An Independent Registered Investment Advisory


    From our May 2021 newsletter: the markets

    Equity markets resumed their march to higher highs despite the recent pullback in growth stocks due to rising interest rate concerns. The 10-year Treasury yield rose to about 1.75%, causing many technology companies and other growth stocks to recede as much as 20% in previous months. The 10-year Treasury has retreated to about 1.6% and growth stocks have since rebounded. First quarter earnings are being reported and they are very strong. Standouts include the technology sector and FAAMA stocks; Facebook, Apple, Amazon, Microsoft, Alphabet (Google). Microsoft reported a 50% increase in revenue from Azure, their cloud division, along with strong performance from their other divisions. Overall, the technology sector did very well during the shutdown. One contributing factor was the movement of the labor force from the office to working from home. This required the purchase of new computers, monitors, software, printers, headsets, all needed to create home offices. Going forward, higher interest rates will put downward pressure on the technology sector and growth stocks but will also strengthen financial and value stocks. Stocks and real estate have lofty valuations based on the anticipation of increased future earnings; we expect to see some consolidation in the months ahead as stock fundamentals play catch up. 

    Earnings for 2021 are expected to be modestly above earnings for 2019, a pre-COVID year. The first quarter of 2021 economic snapback will result in annualized real GDP growth of around 7%, but the economy has much further to go to reach full recovery. We are focusing our efforts on earnings for the next year, 2022 and are expecting 5% growth based on current estimates. The deleveraging of the banks and individuals since the Great Recession is over. Individuals and banks have rebuilt their balance sheets and thus a major financial headwind is removed, providing credit and capital for consumer spending, loans and investment.
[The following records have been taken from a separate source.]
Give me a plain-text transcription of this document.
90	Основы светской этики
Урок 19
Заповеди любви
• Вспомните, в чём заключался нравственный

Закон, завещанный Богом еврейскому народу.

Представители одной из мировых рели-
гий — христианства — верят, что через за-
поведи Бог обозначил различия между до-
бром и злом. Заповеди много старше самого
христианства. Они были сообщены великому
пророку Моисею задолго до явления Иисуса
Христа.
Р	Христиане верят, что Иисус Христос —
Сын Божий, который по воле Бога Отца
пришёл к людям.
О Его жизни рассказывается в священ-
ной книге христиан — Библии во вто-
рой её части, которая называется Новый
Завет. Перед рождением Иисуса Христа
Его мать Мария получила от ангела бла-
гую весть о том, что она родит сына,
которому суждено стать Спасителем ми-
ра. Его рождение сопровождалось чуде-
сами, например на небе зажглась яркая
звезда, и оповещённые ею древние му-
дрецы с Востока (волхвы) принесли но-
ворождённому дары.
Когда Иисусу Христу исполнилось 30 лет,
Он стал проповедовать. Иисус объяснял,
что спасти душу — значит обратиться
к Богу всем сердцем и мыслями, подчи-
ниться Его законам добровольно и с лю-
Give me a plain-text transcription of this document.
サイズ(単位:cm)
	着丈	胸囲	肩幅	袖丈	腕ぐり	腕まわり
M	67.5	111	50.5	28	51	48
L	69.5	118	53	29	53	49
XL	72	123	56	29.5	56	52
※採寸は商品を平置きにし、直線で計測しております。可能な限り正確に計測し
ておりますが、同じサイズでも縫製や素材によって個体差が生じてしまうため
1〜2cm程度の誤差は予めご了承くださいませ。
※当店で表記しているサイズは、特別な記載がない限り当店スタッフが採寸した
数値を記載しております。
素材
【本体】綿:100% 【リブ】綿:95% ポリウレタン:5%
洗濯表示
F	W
    The ISM manufacturing index is a widely used barometer of measuring the change in the U.S. and global GDP growth momentum. Today it is at its highest levels since the early 1980s. Just as earnings collapsed sharply when the COVID shutdown went into effect, now the economy is reopening, and the earnings are posting terrific percentage gains. The ISM index will decline as the economy reaches full employment. There is a high correlation between the change in the ISM index and share prices. An elevated ISM level in the past has corresponded with subpar equity returns for the next three months to one year. This does not imply the end of a bull market, usually a pause or a correction. The tsunami of fiscal stimulus will provide substantial support for the global economy and most asset markets.